Nas últimas 24 horas, pelo menos 21 pessoas morreram e mais de 100 ficaram feridas na sequência dos primeiros bombardeamentos da aviação israelita.

Foram lançados 130 rockets sobre o sul de Israel nas últimas horas e o sistema antimíssil já intercetou pelo menos um rocket perto de Telavive. Três fortes explosões abalaram esta terça-feira à noite a cidade israelita de Jerusalém, pouco após soarem as sirenes antiaéreas, informaram os correspondentes da agência noticiosa AFP na cidade.

As sirenes soaram cerca das 20:00 (hora de Lisboa) e pelo menos quatro clarões iluminaram o céu a sudoeste da cidade. Não há, para já, notícia de mortos ou feridos em território israelita.

1500 militares israelitas já estão a dar apoio na fronteira, embora o trabalho esteja a ser feito por enquanto apenas pela força aérea. Dezenas de alvos já foram atingidos.

Num raide militar, quatro militantes da fação armada do movimento islâmico Hamas entraram por mar no território israelita e atacaram uma base do Exército a norte de Gaza, mas foram todos mortos, tendo ferido um soldado israelita.

O objetivo da operação é recordar o papel dissuasor da força do Estado de Israel e parar os rockets que estão a ser lançados da Faixa de Gaza pelas diferentes fações palestinianas.

O Hamas diz que não vai baixar os braços e usou da mais forte retórica para dizer que nenhum israelita está a salvo. Num vídeo divulgado na internet, o braço-armado do grupo exibe uma maior capacidade militar com rockets de longo alcance e diz ser capaz de atingir alvos tão longínquos como os colonatos judeus na Cisjordânia.

O Egito e a Jordânia apelaram a Israel e ao Hamas para conterem a violência na faixa de Gaza e pouparem os civis neste conflito.

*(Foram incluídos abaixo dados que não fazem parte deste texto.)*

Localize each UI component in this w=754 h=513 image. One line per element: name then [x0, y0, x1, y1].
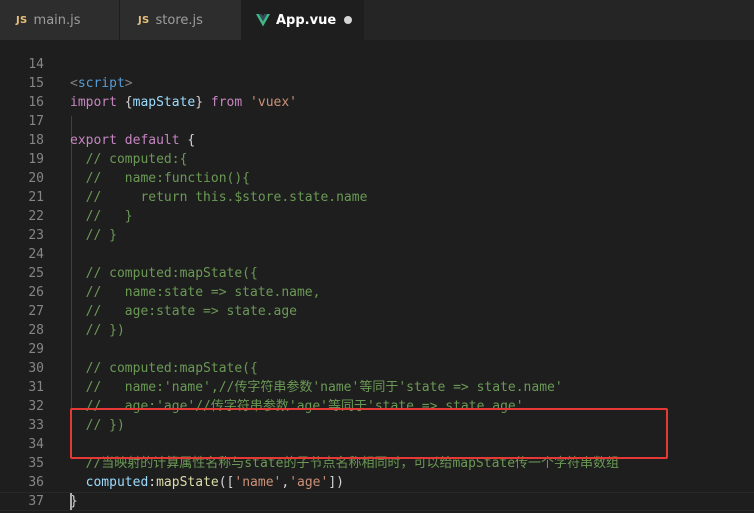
- code-line: 14 <script>: [0, 36, 754, 91]
- unsaved-dot-icon[interactable]: [344, 16, 352, 24]
- js-file-icon: JS: [16, 14, 28, 26]
- code-line: 17 export default {: [0, 93, 754, 148]
- tab-label: App.vue: [276, 12, 337, 28]
- code-line: 19 // name:function(){: [0, 131, 754, 186]
- code-line: 22 // }: [0, 188, 754, 243]
- js-file-icon: JS: [138, 14, 150, 26]
- tab-label: main.js: [33, 12, 81, 28]
- code-line: 15 import {mapState} from 'vuex': [0, 55, 754, 110]
- editor-window: JS main.js JS store.js App.vue 14 <scrip…: [0, 0, 754, 513]
- tab-label: store.js: [155, 12, 203, 28]
- code-line: 37 </script>: [0, 473, 754, 509]
- code-line: 30 // name:'name',//传字符串参数'name'等同于'stat…: [0, 340, 754, 395]
- tab-app-vue[interactable]: App.vue: [242, 0, 364, 40]
- code-line: 24 // computed:mapState({: [0, 226, 754, 281]
- code-line: 20 // return this.$store.state.name: [0, 150, 754, 205]
- tab-store-js[interactable]: JS store.js: [120, 0, 242, 40]
- tab-main-js[interactable]: JS main.js: [0, 0, 120, 40]
- code-line: 18 // computed:{: [0, 112, 754, 167]
- code-line: 32 // }): [0, 378, 754, 433]
- code-line: 16: [0, 74, 754, 110]
- tab-bar: JS main.js JS store.js App.vue: [0, 0, 754, 40]
- code-line: 21 // }: [0, 169, 754, 224]
- highlight-annotation-box: [70, 408, 668, 459]
- vue-icon: [256, 13, 270, 26]
- tab-bar-empty: [364, 0, 754, 40]
- code-editor[interactable]: 14 <script> 15 import {mapState} from 'v…: [0, 40, 754, 513]
- code-line: 27 // }): [0, 283, 754, 338]
- code-line: 23: [0, 207, 754, 243]
- code-line: 29 // computed:mapState({: [0, 321, 754, 376]
- code-line: 25 // name:state => state.name,: [0, 245, 754, 300]
- code-line: 26 // age:state => state.age: [0, 264, 754, 319]
- code-line: 28: [0, 302, 754, 338]
- code-line: 31 // age:'age'//传字符串参数'age'等同于'state =>…: [0, 359, 754, 414]
- code-line: 38: [0, 492, 754, 511]
- text-cursor: [70, 493, 72, 510]
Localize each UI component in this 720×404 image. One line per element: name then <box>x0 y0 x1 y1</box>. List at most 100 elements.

O Governo egípcio divulgou uma nota, através do Ministério dos Negócios Estrangeiros, na qual pediu o cessar da violência na região, manifestando «preocupação profunda» pela escalada que se tem vindo a verificar nos territórios palestinianos nas últimas horas.

A diplomacia egípcia também instou a comunidade internacional a promover ações para deter o conflito e assumir responsabilidade «em não ter feito esforços necessários para conseguir uma solução para a causa palestiniana».

Também o ministro dos Negócios Estrangeiros jordano, Naser Yudeh, urgiu Israel a deter «imediatamente» a operação militar na faixa de Gaza, que qualificou de «muito perigosa».

O membro do Governo jordano sublinhou a necessidade de respeitar o direito internacional humanitário, que proíbe ataques a civis.